This work addresses the limitation of existing end-to-end automatic speech recognition systems, whose fixed-depth acoustic encoders cannot leverage increased computation during inference to improve performance. The authors propose LARM, the first method to introduce test-time compute scaling into non-autoregressive speech recognition by designing a depth-conditioned recurrent Transformer architecture. The model dynamically adjusts the number of recurrent layers at inference time through structured recurrence, parameter sharing, and several novel mechanisms—including sparse CTC checkpoints, supervised clock embeddings, FiLM-based depth conditioning, and delayed soft posterior feedback. Experiments on LibriSpeech demonstrate that word error rate consistently decreases with more inference iterations, achieving performance comparable to significantly deeper baseline models with non-shared parameters.

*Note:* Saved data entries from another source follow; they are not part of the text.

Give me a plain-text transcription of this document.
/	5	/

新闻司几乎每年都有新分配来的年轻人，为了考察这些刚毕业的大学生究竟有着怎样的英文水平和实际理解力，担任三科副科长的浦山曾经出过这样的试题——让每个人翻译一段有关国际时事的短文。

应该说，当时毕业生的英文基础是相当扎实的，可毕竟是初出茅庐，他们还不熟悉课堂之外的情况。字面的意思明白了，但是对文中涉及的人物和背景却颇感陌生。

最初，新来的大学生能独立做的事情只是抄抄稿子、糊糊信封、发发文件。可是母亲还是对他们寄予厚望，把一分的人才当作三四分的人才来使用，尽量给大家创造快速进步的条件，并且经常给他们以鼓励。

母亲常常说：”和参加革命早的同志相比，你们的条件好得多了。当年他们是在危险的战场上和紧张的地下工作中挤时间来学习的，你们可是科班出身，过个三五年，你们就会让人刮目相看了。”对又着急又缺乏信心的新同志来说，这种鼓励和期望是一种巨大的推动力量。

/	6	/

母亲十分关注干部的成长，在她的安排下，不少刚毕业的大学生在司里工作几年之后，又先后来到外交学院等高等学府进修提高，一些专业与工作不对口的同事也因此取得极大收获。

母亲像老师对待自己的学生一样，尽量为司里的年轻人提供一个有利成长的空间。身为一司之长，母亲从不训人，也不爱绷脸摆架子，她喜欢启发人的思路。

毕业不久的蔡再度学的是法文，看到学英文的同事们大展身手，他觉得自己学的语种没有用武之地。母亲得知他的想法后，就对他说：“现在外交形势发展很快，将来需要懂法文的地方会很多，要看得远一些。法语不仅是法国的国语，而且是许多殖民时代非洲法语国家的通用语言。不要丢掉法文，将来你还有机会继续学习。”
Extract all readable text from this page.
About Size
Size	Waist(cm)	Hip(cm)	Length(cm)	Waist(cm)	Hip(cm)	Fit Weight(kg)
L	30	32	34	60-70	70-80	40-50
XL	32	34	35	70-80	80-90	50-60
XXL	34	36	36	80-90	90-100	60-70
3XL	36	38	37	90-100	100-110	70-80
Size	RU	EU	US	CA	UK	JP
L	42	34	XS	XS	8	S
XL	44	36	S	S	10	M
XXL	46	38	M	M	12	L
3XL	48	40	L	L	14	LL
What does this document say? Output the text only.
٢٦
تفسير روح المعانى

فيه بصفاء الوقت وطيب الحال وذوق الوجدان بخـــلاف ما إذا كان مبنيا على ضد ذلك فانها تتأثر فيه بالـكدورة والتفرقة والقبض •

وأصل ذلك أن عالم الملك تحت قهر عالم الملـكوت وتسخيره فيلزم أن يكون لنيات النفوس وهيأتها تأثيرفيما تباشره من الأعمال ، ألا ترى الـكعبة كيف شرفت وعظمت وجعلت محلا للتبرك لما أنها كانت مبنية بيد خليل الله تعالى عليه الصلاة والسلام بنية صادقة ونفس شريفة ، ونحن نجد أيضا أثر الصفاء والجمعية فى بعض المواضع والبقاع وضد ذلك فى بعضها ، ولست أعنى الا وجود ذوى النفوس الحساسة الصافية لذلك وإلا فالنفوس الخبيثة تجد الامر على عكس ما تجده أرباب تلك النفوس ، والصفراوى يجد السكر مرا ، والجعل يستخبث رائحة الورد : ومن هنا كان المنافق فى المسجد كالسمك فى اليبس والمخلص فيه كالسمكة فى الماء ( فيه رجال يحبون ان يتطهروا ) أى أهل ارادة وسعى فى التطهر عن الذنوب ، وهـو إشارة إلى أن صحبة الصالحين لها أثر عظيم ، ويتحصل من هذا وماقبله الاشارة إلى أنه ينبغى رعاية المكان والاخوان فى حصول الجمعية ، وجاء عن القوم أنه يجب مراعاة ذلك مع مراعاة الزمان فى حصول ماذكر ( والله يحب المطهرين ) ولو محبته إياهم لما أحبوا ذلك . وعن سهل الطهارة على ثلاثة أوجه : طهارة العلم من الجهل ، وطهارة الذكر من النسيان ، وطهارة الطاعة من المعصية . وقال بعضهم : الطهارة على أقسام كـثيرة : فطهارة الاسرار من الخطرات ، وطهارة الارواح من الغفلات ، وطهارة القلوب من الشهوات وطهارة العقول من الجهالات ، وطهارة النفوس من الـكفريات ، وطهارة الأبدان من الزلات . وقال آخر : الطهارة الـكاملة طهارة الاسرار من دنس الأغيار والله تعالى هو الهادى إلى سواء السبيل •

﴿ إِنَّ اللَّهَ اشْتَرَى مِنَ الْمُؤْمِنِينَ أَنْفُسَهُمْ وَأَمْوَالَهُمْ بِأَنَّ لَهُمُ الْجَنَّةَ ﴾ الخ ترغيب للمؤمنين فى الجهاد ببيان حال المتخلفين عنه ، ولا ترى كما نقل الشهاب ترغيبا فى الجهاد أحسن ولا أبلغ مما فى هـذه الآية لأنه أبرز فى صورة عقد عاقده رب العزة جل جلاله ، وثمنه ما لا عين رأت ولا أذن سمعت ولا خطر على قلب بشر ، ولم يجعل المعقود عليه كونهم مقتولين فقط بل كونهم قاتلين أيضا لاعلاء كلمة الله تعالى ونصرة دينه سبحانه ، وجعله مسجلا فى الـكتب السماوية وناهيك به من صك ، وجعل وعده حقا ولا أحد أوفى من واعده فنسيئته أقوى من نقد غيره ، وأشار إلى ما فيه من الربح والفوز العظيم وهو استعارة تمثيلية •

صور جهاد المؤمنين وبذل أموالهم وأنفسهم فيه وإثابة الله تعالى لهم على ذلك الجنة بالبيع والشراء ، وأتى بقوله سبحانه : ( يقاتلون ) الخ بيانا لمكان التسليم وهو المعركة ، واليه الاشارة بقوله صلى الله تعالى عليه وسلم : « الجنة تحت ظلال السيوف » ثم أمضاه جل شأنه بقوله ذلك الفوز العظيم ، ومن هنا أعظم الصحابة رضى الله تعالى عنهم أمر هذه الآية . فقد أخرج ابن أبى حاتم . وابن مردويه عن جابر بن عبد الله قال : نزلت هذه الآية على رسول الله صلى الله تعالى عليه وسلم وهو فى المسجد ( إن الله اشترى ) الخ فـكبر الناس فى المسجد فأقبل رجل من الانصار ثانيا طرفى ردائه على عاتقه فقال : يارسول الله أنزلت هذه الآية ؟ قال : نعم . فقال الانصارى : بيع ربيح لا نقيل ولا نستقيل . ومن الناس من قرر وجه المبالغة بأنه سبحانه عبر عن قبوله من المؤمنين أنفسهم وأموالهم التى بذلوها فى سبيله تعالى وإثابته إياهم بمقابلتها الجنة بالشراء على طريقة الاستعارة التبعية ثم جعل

End-to-end ASR systems typically use fixed-depth acoustic encoders at inference, making it difficult to trade additional test-time computation for improved recognition without training a larger model. A natural approach is to reuse a shared Transformer block recurrently, but we find that naive looping does not fully exploit additional recurrent compute. We introduce LARM, a depth-conditioned looped Transformer that turns recurrent encoder depth into a controllable test-time compute axis. LARM combines sparse CTC checkpoints, supervision-clock embeddings, FiLM depth conditioning, and delayed soft-posterior feedback. These components structure the loop into recognition checkpoints separated by latent refinement phases and allow shared weights to specialize across recurrent steps. On LibriSpeech, LARM improves WER as the number of inference loops increases and achieves performance competitive with deeper unshared-parameter baselines. Our results show that test-time compute scaling can extend beyond autoregressive language-model reasoning to continuous non-autoregressive speech recognition.